‘Sacred Hoops: Spiritual Lessons of a Hardwood Warrior’
The only book on Davis’s list authored by a non-writer is by the greatest basketball coach in history. Phil Jackson had only won the first three of his record 11 NBA titles when he wrote ‘Sacred Hoops,’ a book that is part biography and part coaching bible.
“Phil Jackson came from a . . . unique environment,” Davis says. “He grew up in North Dakota and Montana, and was around Native American culture, and both of his parents were Presbyterian ministers, so it’s just a unique starting point for somebody who became, you know, the most decorated coach in basketball history.”
Famous for his unorthodox coaching methods, Jackson explains how he adapts the precepts of Zen Buddhism, the ways of the Lakota Sioux, and other alternative styles to the task of coaching the Chicago Bulls.

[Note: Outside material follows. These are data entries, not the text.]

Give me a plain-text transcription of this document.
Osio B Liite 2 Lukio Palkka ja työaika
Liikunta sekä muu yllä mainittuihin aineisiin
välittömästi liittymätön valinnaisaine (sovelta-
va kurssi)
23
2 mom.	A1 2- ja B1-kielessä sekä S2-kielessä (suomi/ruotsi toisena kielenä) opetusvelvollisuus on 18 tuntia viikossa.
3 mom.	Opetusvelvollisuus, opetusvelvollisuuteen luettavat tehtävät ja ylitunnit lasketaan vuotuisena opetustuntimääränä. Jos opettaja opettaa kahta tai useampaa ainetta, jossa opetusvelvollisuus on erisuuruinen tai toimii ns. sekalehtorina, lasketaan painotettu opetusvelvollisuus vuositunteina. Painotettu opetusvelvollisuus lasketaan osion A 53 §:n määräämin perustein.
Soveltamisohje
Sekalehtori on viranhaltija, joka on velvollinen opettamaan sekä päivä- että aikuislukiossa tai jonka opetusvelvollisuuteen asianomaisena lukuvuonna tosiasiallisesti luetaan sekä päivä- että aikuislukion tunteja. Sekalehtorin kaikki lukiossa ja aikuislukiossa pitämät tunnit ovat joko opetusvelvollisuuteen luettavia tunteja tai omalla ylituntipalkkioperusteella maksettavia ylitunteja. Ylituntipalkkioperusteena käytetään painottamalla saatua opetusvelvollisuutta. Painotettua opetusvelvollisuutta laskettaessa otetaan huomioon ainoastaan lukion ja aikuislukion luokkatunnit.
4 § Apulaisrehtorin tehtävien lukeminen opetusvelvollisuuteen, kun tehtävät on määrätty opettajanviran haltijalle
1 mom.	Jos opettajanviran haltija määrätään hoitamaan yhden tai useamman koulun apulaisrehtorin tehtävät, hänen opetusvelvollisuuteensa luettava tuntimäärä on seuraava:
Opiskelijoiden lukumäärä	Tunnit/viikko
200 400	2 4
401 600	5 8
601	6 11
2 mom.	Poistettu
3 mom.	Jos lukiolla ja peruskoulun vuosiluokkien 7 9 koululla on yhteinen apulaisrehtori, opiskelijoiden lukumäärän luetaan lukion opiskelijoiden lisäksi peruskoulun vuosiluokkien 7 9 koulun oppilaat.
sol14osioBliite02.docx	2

They range from group meditation sessions, to hanging Lakota warrior items on the locker room shelf, to splicing segments of the movie ‘Wizard of Oz’ into game films to make a point.
Davis suggests that ‘Sacred Hoops’ is like the beginner’s class into the Tao of Phil Jackson and that his most recent book, ‘Eleven Rings: The Soul of Success,’ which examines his entire career from a Knicks forward to the best coach in history, is the graduate course.
“He’s got 11 titles as a coach and also two as a player – I said to him, shouldn’t it be 13 rings?”